Comentándole ésto, sacó de los pliegues de su vestido un puñal y se lo entregó a Teseo, indicándole que estaba arriesgando su vida por él, pues si su padre se enterara de aquello que estaba haciendo, entraría en una cólera y furia inmensas, y le dijo luego que, en caso de que triunfara, la salvara y la llevara con ella.
Al día siguiente, el joven ateniense fue conducido junto a sus demás compañeros al laberinto, y, cuando se halló lo suficiente dentro para no ser visto, ató el ovillo al muro y dejó que el hilo se fuera devanando poco a poco, mientras que, la salvaje bestia, mugía terriblemente presa de la inmensa hambre que tenía.
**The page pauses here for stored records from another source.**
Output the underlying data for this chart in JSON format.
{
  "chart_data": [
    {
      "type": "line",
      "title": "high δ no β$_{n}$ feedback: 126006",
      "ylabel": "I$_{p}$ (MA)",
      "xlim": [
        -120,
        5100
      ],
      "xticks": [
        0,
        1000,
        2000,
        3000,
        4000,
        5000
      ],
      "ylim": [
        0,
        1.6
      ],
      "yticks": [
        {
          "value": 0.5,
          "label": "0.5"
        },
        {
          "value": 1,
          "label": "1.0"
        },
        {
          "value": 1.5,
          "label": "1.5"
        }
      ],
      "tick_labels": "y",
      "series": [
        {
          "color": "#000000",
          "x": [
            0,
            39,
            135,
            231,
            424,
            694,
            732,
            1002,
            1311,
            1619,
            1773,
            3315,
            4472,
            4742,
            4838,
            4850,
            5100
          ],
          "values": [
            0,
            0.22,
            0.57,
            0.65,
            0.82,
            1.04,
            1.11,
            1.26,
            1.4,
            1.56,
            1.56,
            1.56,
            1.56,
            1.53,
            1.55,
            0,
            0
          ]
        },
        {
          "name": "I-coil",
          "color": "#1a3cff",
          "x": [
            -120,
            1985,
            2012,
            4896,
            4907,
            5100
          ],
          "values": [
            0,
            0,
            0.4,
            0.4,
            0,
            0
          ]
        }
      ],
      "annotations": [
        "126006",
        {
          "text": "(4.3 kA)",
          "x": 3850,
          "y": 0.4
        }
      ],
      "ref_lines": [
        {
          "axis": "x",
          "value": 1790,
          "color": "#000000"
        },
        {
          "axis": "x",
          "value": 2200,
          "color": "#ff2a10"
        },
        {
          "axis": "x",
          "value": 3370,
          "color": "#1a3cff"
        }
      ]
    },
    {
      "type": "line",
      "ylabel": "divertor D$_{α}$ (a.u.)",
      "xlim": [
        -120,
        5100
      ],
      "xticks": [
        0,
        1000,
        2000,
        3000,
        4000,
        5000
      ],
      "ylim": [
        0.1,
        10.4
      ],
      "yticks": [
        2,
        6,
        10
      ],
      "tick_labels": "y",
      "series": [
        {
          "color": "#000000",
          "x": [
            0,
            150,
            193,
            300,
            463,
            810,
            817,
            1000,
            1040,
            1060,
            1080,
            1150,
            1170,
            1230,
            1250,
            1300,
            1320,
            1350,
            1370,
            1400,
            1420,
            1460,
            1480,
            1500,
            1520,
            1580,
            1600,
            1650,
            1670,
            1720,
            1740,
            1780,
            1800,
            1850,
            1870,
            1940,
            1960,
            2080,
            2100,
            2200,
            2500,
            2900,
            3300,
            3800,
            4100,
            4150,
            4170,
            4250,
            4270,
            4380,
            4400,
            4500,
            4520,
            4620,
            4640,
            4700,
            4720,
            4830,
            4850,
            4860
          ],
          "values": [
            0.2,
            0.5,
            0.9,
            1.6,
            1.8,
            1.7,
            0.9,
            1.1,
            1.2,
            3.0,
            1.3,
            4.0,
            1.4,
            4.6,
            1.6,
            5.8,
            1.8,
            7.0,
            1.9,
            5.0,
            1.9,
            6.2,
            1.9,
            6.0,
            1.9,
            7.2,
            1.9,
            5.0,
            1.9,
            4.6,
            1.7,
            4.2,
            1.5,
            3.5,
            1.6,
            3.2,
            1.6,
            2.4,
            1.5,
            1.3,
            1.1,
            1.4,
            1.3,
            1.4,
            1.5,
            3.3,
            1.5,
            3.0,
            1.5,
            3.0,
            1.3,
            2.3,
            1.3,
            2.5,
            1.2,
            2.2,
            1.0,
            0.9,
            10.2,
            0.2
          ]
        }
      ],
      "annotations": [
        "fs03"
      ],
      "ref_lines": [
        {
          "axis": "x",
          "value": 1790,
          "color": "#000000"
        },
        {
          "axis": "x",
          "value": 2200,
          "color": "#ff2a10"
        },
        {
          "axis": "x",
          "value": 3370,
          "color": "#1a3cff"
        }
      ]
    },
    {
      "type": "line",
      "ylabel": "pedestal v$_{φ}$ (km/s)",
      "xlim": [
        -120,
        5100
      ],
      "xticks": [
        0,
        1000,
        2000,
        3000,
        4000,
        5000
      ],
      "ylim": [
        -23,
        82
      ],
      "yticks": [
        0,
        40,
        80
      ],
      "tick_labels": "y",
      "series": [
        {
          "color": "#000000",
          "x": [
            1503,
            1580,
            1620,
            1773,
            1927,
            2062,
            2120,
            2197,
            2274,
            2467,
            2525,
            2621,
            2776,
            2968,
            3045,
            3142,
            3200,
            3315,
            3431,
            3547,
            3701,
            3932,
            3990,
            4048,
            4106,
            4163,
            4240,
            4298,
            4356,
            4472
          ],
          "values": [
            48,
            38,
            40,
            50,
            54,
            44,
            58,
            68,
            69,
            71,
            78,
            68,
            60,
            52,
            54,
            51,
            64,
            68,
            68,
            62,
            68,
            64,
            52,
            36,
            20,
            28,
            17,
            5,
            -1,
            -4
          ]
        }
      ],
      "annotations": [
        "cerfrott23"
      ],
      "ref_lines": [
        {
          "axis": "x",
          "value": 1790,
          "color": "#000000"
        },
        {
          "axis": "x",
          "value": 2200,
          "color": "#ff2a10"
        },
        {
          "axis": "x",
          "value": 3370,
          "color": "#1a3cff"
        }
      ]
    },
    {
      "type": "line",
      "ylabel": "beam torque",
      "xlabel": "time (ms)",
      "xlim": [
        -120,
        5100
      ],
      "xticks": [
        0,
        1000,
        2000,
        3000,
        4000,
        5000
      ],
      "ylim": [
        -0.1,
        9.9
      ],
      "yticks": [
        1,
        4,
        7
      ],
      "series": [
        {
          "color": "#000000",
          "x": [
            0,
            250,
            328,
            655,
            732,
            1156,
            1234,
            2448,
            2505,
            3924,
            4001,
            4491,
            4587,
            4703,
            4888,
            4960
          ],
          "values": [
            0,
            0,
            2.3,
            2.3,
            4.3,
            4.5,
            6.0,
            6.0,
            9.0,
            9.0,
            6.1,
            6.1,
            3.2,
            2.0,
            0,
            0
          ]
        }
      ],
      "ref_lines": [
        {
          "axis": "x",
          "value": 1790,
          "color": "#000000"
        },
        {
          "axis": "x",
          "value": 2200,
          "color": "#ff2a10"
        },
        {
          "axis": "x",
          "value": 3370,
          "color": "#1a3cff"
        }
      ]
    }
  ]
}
Teseo, sin embargo, avanzaba sin temor alguno, y finalmente, al entrar en la caverna, se halló frente al terrible Minotauro. Con un espantoso bramido, la bestia se abalanzó sobre el héroe de hoy, que hundió su puñal sobre el cuerpo algo débil del Minotauro. Con un espantoso bramido, y después de llevar a cabo unas cuantas apuñaladas más, el monstruo lanzó un último gemido.
A Teseo, por tanto, únicamente le quedaba enrollar de nuevo el hilo para recorrer el camino a seguir para poder salir de allí. A partir de este momento, no sólo habría salvado incluso a sus compañeros de su terrible destino, sino que incluso habría salvado a su propia ciudad.
Pero cuando la nave estuvo lista para marchar, Teseo, a escondidas, condujo a bordo a Ariadna y también a su bella hermana. Durante el viaje la nave ancló en la isla de Nassos para refugiarse de una furiosa tempestad, y, cuando los vientos se calmaron, no pudieron encontrar a Ariadna, buscándola por todas partes… pero sin encontrarla: se había perdido y se había quedado dormida en un bosque en el que, poco después, fue encontrada por el dios Dioniso, quien la hizo su esposa y la convirtió en inmortal.